2 Replies to “Who wants a war with China over Taiwan?

  1. “US changed its tune on Chiang Kai-shek. Initially it loathed him …”

    You need to review this statement. But first you need to read “The China Mirage” by James Bradley, especially Chapter 4 The Noble Chinese Peasant.

    • Thanks David. I’m not familiar with this book but note this in the Amazon blurb:

      In each of his books, James Bradley has exposed the hidden truths behind America’s engagement in Asia. Now comes his most engrossing work yet. Beginning in the 1850s, Bradley introduces us to the prominent Americans who made their fortunes in the China opium trade. As they — -good Christians all — -profitably addicted millions, American missionaries arrived, promising salvation for those who adopted Western ways.

      And that was just the beginning.

      From drug dealer Warren Delano to his grandson Franklin Delano Roosevelt, from the port of Hong Kong to the towers of Princeton University, from the era of Appomattox to the age of the A-Bomb, The China Mirage explores a difficult century that defines U.S.-Chinese relations to this day.

      Which interests me, but this blog does keep me very busy. If you think I need to read this in order to ‘review’ my statement on Chiang, I’d like to hear, in your own words summarising the evidence, why. You’ll appreciate that bloggers like me get a lot of folk urging us to do even more work without showing any sign they are prepared to do the same. I’m sure you’re not one of those, but still – as a token of good faith …

      Meanwhile, for a gripping yarn on a vast historical canvas, taking in both the India and China sides of Britain’s colonial plunder in its opium chapters, I can’t recommend too highly Amitav Ghosh’s Booker-worthy epic, Sea of Poppies.

      More to the narrow point of Chiang and Taiwan, in a post of four years ago – Green Island; White Terror – I wrote:

      US opposition to European colonialism – always conditional on realpolitik – soon took a back seat to incipient McCarthyism at home; Domino Theory abroad. Thus it was that Ho Chi Minh, tepidly supported against the Japanese in WW2, was ditched by Washington when Indochina’s prewar colonial administration, discredited by Vichy collaboration with the Japanese, thought to waltz back in and pick up where it had left off. (Not that we should single out France.
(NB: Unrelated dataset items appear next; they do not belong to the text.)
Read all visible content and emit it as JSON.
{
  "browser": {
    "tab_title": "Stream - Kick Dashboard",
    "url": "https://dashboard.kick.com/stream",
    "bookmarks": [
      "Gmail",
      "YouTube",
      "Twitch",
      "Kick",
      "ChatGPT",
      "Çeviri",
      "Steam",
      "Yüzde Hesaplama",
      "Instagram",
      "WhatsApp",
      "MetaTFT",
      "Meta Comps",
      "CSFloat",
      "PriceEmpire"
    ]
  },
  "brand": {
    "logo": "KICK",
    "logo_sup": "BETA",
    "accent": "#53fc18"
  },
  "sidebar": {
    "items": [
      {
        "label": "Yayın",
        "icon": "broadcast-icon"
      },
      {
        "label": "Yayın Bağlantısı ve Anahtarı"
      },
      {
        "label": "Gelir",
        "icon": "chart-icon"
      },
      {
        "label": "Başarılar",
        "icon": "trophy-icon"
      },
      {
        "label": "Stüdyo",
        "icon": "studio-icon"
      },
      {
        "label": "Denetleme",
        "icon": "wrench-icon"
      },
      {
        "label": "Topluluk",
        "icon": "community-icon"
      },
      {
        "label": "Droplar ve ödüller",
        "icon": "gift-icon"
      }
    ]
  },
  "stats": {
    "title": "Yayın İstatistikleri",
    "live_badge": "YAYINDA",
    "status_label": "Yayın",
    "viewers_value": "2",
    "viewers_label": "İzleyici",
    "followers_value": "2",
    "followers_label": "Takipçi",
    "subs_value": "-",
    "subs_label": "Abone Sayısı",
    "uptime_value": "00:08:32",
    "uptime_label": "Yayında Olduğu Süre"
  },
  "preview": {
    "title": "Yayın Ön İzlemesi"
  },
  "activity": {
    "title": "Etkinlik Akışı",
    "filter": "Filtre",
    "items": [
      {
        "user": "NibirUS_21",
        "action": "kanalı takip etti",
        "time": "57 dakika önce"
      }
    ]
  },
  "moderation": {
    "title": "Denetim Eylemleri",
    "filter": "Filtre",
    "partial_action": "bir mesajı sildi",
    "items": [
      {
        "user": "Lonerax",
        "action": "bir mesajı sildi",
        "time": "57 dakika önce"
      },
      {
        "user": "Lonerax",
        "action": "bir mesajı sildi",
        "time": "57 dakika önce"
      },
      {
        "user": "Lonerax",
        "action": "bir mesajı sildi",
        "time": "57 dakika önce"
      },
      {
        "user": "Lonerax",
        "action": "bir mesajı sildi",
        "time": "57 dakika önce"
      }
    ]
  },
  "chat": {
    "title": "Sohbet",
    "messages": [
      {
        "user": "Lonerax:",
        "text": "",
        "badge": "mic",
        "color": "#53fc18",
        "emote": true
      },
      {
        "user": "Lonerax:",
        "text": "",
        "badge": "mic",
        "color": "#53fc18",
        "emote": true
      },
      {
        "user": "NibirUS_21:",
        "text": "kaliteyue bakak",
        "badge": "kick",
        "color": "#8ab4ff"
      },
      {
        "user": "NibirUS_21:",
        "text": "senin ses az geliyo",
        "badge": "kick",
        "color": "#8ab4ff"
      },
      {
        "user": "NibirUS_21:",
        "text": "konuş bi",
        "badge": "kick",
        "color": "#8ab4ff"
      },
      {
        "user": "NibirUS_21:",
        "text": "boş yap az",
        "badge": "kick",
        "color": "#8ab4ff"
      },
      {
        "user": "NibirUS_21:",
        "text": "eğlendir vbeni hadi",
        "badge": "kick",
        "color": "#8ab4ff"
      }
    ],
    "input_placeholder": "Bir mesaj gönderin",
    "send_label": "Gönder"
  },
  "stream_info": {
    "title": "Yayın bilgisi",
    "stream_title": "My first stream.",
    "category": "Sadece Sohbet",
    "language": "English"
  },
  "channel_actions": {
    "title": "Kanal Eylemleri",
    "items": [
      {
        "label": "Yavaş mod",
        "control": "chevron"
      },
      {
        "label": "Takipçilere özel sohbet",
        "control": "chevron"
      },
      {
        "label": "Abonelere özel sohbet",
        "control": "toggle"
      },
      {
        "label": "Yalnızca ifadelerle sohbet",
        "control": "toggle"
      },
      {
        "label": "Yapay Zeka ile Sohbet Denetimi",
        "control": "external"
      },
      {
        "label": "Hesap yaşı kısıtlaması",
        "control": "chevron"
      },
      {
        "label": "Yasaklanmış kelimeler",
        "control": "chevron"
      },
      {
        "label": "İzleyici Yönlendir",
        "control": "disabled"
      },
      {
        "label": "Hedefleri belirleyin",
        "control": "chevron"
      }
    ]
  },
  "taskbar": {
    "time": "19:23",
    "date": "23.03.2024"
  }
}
Britain and Holland had much the same idea regarding Malaya and East Indies – with robust verbal support, in Britain’s case at least, from Truman.)

      And so it was that when Chiang Kai Shek foisted his KMT on a Taiwan keen on independence after fifty years under Japan, Washington said nothing. One of the most strikingly consistent features of its foreign policy is an unwavering belief that “my enemy’s enemy is my friend”.

      I’m half way into George Kerr’s Formosa Betrayed. [Kerr was a junior US diplomat based in strategically vital Formosa during WW2.] As with other American liberals – Russia expert Stephen Cohen is a case in point – dismayed at ‘wrong turns’ by their leaders, what makes Kerr so credible is his mix of well informed and sincere comment with touching faith in an essentially benign Washington. His title refers to the subordination of Taiwan – “a people who deserved better” – to America’s cold war on the USSR. But the Moscow-Beijing split, and Nixon’s 1972 visit to China, would confer new meaning for the liberal outlook on the idea of Formosa betrayed.